Selamat hari lahir Biru Laut Wibisana. Kisah mu disampaikan ombak dan seisinya


Laut suka membaca buku Pak Pramoedya, dimana pada masa itu buku beliau adalah barang ilegal yang tidak boleh dibaca oleh masyarakat. Tetapi Laut dan teman-teman aktivis lainnya menentang hal itu, mereka membaca bukunya secara diam-diam. Pertanyaan-pertanyaan yang mulai meramaikan isi pikiran saya tentan Pak Pramoedya mulai bermunculan, ada apa dengan buku beliau? sesuatu yang paling membuat saya tertarik dan penasaran sampai membuat seorang mahasiswa Biru Laut dan teman-teman aktivis yang lainnya menghilang tanpa jejak.
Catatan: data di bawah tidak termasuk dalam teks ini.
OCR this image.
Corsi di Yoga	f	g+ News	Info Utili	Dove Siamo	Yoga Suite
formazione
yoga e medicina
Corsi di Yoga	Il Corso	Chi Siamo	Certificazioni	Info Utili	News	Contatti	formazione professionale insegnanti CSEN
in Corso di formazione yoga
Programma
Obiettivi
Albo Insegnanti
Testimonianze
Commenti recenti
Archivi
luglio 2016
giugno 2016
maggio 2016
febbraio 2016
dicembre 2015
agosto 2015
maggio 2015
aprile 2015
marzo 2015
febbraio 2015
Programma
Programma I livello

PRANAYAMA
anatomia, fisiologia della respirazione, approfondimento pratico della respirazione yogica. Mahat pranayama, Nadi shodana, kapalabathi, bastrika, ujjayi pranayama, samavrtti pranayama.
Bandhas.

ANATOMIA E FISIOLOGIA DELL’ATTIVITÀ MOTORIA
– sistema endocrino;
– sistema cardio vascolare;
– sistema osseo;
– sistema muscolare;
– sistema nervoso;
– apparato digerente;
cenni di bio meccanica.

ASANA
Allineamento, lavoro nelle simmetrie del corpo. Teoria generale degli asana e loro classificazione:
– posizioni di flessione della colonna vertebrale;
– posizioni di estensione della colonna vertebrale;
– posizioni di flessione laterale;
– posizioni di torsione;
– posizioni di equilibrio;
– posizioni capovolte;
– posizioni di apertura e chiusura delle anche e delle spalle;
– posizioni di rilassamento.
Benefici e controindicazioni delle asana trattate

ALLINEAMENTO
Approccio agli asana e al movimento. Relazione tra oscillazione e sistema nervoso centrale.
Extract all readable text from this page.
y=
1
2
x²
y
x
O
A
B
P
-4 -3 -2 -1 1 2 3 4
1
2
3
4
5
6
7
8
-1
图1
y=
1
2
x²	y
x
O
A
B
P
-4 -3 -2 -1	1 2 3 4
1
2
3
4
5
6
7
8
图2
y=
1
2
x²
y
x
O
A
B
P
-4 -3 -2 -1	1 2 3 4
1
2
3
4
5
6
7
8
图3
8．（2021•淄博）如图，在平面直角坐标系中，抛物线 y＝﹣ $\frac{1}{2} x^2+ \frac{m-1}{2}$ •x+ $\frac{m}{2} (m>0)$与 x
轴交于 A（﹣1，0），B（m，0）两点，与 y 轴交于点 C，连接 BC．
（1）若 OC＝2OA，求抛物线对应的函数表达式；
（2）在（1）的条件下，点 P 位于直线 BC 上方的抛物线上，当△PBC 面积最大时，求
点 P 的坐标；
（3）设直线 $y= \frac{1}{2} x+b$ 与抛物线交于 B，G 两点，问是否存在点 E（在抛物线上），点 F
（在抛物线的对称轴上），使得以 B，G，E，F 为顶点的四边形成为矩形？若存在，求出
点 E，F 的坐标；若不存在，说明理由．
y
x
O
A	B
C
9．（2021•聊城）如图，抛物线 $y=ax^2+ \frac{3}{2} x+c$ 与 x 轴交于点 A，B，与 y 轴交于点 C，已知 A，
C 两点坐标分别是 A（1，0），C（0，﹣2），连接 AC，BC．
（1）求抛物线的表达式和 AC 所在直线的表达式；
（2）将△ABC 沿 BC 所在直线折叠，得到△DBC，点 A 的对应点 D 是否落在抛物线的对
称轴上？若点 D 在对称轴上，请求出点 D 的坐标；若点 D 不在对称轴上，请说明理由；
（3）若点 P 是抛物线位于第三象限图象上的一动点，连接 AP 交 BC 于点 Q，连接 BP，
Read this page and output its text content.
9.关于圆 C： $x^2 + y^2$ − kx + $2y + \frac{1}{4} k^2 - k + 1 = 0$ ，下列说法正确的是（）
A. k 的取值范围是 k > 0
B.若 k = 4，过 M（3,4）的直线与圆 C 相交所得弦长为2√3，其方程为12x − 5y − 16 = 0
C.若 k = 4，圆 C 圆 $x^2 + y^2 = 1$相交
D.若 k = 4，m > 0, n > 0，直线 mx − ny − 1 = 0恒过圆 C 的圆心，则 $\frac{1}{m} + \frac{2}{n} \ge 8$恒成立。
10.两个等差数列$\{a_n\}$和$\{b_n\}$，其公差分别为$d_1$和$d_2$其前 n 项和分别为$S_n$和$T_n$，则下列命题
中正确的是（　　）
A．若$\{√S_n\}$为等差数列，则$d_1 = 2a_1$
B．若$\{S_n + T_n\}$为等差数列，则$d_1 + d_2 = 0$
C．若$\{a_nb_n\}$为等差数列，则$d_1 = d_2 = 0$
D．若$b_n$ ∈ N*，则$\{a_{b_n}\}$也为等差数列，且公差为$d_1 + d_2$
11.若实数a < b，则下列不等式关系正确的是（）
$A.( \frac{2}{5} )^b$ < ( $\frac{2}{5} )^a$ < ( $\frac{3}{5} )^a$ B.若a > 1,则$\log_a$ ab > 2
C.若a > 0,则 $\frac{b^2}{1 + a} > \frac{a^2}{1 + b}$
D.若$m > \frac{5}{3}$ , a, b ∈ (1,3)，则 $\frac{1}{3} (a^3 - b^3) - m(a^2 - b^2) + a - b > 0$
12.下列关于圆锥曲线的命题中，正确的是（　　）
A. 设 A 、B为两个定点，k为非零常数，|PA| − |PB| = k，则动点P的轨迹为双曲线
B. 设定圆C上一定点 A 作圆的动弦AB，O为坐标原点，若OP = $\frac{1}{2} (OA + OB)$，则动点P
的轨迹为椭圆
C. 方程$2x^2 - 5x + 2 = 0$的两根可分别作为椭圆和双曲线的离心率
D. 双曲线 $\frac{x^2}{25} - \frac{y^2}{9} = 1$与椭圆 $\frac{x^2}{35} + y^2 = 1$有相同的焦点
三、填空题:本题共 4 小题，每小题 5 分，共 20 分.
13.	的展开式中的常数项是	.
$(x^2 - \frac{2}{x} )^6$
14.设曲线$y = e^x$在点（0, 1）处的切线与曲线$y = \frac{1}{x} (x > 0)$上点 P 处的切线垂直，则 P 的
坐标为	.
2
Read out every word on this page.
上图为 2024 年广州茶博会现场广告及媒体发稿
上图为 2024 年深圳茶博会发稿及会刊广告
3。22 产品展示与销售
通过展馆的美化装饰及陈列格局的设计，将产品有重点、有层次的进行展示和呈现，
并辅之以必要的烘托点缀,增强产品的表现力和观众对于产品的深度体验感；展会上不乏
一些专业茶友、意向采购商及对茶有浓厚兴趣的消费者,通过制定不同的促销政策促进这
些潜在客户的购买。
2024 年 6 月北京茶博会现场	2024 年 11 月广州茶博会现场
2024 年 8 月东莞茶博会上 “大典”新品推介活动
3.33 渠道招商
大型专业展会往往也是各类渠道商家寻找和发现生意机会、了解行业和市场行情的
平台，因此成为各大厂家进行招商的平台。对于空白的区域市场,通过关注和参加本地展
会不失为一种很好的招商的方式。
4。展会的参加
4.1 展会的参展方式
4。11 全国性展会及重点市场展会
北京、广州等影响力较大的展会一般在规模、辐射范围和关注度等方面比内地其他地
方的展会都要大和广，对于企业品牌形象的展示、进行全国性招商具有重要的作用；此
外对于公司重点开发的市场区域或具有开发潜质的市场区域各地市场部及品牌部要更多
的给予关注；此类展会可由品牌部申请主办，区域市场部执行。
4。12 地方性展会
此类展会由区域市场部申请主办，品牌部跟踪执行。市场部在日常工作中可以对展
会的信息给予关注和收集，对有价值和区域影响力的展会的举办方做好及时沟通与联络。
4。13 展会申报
“ketika malam turun, kata-katamu bergerak, kalimatmu menjadi ruh” — Laut Bercerita

ruang tamu bukanlah lagi ruang yang menyenangkan,
demi kuah Tengkleng, Ibu sedia bangun lebih pagi,
rasanya bunga Kamboja itu mati tak ter-urus,
Kau adalah yang akan dinanti-nanti.

Tak disangka buku yang mempunyai cover lautan biru yang indah tetapi didalamnya menceritakan kisah tragis penuh dengan ketidakadilan, ketidakpastian, dan kehilangan seseorang. Orang yang hanya melihat cover buku pasti berpikiran cerita itu berakhir indah, nyatanya tidak.